The Organisation of Welfare Services on Quasi-Markets - a Study of Elderly Care in Sweden

Thursday, 19 July 2018: 09:00
Oral Presentation
Henrik LOODIN, Lund University, Sweden
This paper examines how a Scandinavian country organises elderly care as a welfare service on a quasi-market. More specifically, it deals with how public officers work with meeting citizens’ need and demand, while at the same time struggle with political decrees, changes in the political climate, as well as the whims of the market. Swedish elderly care is used as an example of how a welfare service is organised on a market in which care needs and state financed subsidies intersect with private and public actors. The Swedish welfare regime traditionally seeks to de-familiarise welfare services and de-commodify citizens.The aim is to unburden families of unpaid welfare service work and secure individual welfare from market failures. Since the end of 1900, however, the model has been reformed in terms of opening up the market for private actors to organise and deliver elderly care.

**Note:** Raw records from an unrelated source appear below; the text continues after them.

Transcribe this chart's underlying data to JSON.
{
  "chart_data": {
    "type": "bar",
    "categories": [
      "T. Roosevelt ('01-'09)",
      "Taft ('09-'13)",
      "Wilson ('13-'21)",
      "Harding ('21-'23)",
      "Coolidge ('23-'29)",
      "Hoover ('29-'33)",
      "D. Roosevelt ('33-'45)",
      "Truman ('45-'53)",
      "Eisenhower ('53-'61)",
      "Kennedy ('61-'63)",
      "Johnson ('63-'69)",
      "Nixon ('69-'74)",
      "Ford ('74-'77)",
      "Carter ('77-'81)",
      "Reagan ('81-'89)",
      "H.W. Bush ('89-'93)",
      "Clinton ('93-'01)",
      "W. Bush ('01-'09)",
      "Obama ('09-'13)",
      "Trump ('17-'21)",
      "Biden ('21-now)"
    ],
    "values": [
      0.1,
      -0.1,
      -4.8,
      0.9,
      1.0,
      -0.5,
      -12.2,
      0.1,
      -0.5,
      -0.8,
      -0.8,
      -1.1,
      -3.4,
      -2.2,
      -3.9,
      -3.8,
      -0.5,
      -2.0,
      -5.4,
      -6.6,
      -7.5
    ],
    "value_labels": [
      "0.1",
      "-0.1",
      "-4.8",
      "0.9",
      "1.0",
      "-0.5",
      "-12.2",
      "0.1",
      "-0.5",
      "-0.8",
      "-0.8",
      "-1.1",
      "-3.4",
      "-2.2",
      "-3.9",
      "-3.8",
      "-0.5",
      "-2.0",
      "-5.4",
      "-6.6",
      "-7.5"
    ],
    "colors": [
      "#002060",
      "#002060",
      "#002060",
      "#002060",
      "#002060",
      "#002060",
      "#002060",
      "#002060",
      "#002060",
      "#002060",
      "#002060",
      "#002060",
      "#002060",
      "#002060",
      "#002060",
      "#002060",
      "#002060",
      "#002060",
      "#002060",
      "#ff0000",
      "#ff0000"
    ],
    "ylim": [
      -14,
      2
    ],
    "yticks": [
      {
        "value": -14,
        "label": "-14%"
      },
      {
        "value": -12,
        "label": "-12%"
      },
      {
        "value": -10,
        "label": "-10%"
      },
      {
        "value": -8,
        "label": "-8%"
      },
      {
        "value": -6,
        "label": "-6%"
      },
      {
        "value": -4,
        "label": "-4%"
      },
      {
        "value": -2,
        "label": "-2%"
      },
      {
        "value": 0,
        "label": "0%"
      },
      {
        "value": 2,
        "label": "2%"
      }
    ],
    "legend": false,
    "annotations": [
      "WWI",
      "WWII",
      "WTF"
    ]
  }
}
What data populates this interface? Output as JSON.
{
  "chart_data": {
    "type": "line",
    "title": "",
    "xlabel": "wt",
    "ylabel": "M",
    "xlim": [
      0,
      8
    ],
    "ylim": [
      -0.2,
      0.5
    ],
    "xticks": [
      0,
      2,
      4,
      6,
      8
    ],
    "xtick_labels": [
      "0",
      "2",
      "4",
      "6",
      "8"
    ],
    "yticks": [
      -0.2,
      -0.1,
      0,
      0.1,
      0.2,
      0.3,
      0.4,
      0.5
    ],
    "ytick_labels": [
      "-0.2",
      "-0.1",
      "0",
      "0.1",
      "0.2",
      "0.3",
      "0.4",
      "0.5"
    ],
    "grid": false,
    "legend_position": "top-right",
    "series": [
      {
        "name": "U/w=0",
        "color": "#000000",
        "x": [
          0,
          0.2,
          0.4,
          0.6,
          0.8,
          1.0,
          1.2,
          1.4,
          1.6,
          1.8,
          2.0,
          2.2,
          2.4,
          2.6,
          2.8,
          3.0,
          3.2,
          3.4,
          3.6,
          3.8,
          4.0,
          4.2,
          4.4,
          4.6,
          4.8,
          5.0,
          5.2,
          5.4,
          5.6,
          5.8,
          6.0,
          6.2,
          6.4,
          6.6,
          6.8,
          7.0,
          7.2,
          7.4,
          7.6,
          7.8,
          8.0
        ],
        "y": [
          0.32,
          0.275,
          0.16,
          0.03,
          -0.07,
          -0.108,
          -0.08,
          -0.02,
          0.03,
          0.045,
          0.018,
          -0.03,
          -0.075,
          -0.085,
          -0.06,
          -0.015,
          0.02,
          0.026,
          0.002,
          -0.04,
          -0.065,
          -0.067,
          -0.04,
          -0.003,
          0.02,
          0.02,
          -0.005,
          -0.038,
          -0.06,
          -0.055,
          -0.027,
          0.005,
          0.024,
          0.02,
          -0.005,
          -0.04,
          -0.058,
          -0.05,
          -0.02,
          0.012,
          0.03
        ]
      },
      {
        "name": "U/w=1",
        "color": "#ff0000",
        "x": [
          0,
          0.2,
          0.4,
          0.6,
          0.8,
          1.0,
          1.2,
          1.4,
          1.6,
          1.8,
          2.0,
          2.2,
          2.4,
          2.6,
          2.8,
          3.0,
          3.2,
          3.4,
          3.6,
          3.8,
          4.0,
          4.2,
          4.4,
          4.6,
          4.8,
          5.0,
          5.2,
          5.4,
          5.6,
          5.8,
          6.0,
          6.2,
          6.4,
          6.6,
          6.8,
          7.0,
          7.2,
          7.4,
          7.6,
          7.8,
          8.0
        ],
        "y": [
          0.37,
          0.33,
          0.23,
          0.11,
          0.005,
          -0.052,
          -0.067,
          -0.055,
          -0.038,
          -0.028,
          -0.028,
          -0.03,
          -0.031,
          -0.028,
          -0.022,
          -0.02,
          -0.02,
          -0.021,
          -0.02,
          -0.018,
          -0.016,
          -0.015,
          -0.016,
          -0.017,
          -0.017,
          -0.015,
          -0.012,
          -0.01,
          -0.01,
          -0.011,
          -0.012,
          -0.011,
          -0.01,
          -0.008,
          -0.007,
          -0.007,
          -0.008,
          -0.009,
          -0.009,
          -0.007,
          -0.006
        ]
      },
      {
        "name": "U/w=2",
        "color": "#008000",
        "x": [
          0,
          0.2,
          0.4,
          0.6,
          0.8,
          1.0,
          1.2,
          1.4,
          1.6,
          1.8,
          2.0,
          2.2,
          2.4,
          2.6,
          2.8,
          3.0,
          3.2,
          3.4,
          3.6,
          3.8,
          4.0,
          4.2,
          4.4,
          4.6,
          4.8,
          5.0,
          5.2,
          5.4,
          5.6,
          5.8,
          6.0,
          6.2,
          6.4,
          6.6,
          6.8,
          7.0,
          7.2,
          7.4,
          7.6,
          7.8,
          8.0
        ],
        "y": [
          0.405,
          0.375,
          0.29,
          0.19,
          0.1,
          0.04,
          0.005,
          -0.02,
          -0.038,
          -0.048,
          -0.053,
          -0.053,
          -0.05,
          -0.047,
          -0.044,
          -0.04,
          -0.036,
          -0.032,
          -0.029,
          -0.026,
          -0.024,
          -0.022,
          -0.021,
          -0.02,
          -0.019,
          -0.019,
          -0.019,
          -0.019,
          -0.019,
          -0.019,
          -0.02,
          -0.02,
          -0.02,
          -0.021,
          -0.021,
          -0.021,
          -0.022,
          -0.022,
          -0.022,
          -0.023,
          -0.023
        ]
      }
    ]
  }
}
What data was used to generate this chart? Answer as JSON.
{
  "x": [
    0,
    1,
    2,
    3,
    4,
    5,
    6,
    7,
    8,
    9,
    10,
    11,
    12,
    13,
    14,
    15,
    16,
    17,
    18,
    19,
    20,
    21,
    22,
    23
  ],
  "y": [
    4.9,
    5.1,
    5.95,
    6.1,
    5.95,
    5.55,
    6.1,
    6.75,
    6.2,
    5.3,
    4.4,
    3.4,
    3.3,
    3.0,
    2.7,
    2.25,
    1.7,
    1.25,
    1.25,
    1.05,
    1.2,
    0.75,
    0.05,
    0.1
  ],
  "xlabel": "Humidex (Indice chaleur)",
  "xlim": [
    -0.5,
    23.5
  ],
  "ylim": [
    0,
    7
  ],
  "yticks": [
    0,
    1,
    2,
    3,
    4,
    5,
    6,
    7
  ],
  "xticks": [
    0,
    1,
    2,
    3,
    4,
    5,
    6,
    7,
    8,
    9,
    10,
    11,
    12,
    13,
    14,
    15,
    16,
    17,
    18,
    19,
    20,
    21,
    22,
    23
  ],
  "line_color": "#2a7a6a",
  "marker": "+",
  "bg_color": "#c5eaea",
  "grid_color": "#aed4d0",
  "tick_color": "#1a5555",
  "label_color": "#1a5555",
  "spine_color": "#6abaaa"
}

The study is based on three different empirical sources. First, a survey was conducted on elderly people living in a mid-sized Swedish city and who applied for a retirement home in 2014. Second, qualitative interviews was conducted with public officers responsible for the placement of elderly. Third, a text analysis was made on significant policy documents that frame the practice of the public officers.

The findings suggests that the conditions for the organisation of elderly care have changed, the welfare regime’s original aims are contested, and that family relationships is the main determinant for explaining differences in elderly people’s attitudes to living in a retirement home in the future. In addition, the findings reveal the complex tactics that the public officers developed in order to handle the needs and demands of elderly citizens in relation to new ways of governing elderly care.